Sheila Jasanoff est aussi la fondatrice du Science and Democracy Network, d’où la question de l’interviewer sur la participation (sous-entendue des publics et des parties prenantes). Source de controverses régulières en France, où la participation peine à dépasser le stade d’alibi ou reste limitée à une compréhension instrumentale, elle rappelle que le terme participation était un « buzzword » déjà dans les années 1970. Dans le monde anglo-saxon et, plus particulièrement aux États-Unis, on lui préfère le terme « engagement citoyen » : « [D]ans ce cadre, l’engagement du public conditionne la capacité de problématisation, la capacité à revisiter/redéfinir le problème considéré ». « Ou bien aussi quand l’engagement du public cesse d’être un objet de réflexion critique et devient un outil au service de l’acceptation de la technique. Qui contrôle le futur ? Qui contrôle le droit d’imaginer ? Qui contrôle le discours ? » En somme, la question « dans quel monde nous souhaitons vivre ? » reste totalement occultée. « Il est essentiel d’explorer les dimensions normatives des sciences et des techniques en se défaisant tout d’abord de l’illusion de la neutralité de la technique. » Nous sommes loin ici de l’injonction à participer des pouvoirs publics français, généralement à des décisions élaborées par avance et sans tenir compte des rapports de domination et pouvoir dans lesquels elles s’inscrivent. Le débat pourrait s’ouvrir à des conceptions plurielles de la « vérité ». Sur ce point, l’auteure souligne que « [l]e terme post-vérité est trompeur car il repose sur plusieurs prémisses qui sont elles-mêmes fausses. [...], il laisse penser que, concernant des problèmes complexes, il y aurait une vérité unique, fondée sur les faits objectifs scientifiquement établis, et indépendante d’un système de valeurs. C’est méconnaître à la fois l’épistémologie mais aussi les pratiques de la science réglementaire ».

Commentaire

Devant l’importance du propos et sa résonance contre des conceptions empreintes de positivisme, façon Auguste Comte, encore largement répandues en France, pour ne pas trahir la pensée de S. Jasanoff, j’ai préféré recourir à de nombreuses citations directes.
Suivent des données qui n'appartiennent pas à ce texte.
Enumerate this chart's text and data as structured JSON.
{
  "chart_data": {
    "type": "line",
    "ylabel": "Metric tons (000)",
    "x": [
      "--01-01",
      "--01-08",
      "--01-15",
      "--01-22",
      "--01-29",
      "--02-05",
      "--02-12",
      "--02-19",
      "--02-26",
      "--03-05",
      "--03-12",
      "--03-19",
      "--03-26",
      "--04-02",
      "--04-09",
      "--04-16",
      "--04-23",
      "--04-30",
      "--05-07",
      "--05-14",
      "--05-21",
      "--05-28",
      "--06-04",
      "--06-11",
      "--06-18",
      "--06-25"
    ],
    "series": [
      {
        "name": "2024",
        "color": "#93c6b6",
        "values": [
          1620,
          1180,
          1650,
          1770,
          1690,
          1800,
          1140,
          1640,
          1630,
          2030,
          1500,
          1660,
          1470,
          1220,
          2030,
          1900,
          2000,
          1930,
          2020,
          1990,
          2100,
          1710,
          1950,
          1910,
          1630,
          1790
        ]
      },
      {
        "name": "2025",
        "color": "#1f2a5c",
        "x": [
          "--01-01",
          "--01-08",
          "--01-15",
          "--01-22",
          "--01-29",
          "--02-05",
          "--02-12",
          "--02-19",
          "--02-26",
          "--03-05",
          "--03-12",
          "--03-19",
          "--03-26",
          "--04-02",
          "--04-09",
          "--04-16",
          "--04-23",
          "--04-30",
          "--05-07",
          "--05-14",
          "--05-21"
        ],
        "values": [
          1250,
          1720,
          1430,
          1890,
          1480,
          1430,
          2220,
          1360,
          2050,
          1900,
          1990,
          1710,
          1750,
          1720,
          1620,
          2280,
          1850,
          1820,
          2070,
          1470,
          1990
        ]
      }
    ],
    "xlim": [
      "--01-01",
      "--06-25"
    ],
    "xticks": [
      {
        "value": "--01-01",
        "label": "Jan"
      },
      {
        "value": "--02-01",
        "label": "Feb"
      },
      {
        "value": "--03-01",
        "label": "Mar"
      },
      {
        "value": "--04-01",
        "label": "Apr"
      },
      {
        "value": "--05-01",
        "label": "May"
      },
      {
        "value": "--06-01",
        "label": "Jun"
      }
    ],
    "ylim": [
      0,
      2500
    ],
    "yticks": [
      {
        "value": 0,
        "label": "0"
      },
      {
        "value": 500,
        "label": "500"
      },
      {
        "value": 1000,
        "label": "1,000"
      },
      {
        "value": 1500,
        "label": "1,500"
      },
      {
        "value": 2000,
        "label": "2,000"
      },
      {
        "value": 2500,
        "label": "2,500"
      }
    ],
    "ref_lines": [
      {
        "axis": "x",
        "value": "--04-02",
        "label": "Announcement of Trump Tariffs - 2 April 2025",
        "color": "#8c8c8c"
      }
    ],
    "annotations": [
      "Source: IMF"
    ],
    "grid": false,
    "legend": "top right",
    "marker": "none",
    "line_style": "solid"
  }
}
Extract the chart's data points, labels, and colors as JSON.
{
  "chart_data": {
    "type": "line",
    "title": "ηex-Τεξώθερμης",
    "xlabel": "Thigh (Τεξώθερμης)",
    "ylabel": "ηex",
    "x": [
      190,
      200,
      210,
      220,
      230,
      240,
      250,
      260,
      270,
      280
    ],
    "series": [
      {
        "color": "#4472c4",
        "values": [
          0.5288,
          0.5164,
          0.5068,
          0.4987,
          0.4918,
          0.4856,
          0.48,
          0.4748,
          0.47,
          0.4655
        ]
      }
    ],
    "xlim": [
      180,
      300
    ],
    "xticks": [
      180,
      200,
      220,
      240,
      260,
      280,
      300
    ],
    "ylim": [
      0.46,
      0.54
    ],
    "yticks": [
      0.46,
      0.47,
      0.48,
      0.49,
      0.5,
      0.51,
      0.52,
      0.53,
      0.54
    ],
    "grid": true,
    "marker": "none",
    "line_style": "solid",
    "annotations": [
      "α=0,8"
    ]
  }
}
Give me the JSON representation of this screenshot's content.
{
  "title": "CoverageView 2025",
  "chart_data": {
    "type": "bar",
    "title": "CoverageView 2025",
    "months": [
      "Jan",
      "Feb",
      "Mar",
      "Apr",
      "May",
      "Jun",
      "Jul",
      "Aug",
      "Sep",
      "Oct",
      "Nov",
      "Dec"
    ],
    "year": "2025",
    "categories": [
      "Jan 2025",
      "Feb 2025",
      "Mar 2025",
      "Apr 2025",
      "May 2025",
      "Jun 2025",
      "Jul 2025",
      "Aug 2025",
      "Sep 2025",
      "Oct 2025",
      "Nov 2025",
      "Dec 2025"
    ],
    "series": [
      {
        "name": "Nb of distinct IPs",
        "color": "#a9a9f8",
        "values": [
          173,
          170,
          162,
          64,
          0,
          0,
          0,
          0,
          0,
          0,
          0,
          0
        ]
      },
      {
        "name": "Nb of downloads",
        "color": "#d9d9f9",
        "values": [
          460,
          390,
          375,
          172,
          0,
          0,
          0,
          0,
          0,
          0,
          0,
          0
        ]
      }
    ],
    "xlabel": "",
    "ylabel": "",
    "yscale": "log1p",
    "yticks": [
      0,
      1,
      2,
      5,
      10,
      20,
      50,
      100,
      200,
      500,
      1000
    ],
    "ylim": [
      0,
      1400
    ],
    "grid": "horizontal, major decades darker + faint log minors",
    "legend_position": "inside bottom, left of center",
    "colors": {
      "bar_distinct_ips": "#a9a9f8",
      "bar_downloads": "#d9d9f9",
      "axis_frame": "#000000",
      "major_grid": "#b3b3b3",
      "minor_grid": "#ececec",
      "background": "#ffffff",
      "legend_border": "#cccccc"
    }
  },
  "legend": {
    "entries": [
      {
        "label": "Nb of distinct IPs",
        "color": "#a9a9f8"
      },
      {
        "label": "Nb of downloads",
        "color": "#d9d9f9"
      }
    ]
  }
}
Dans un contexte de crise de l’expertise institutionnelle3, contestée non pas par un « public » générique, mais bien par une partie du monde scientifique, ses travaux pourraient fournir des pistes de réflexion à des débats plus apaisés. J’espère avoir donné envie de prendre connaissance de son œuvre, par ailleurs très peu traduite en français.

N.B. J’attire l’attention du lecteur sur quelques difficultés liées à des choix de traduction et notamment le terme « agence », supposé représenter l’anglais « agency » ; il aurait été préférable d’offrir, comme alternative, celui de pouvoir d’agir, plus courant en France et au Québec.


Publication analysée :

* Jasanoff S, Joly PB. Sheila Jasanoff : au-delà de la société des risques, faire science en société. Natures Sciences Sociétés 2020 ; 27(4) : 452-9. Doi : 10.1051/nss/2020011

1 L’acronyme STS a été maintenu en français, comme sciences, technologies et société.

2 Ouvrage publié en 1986, peu de temps avant la catastrophe de Tchernobyl ; sa thèse concernant une nouvelle phase de la modernité a eu un grand retentissement.

3 Je fais référence à un récent communiqué de l’Agence nationale de sécurité sanitaire de l’alimentation, de l’environnement et du travail (Anses) dans les suites du retrait d’un consortium chargé de l’expertise sur la cancerogénicité du glyphosate.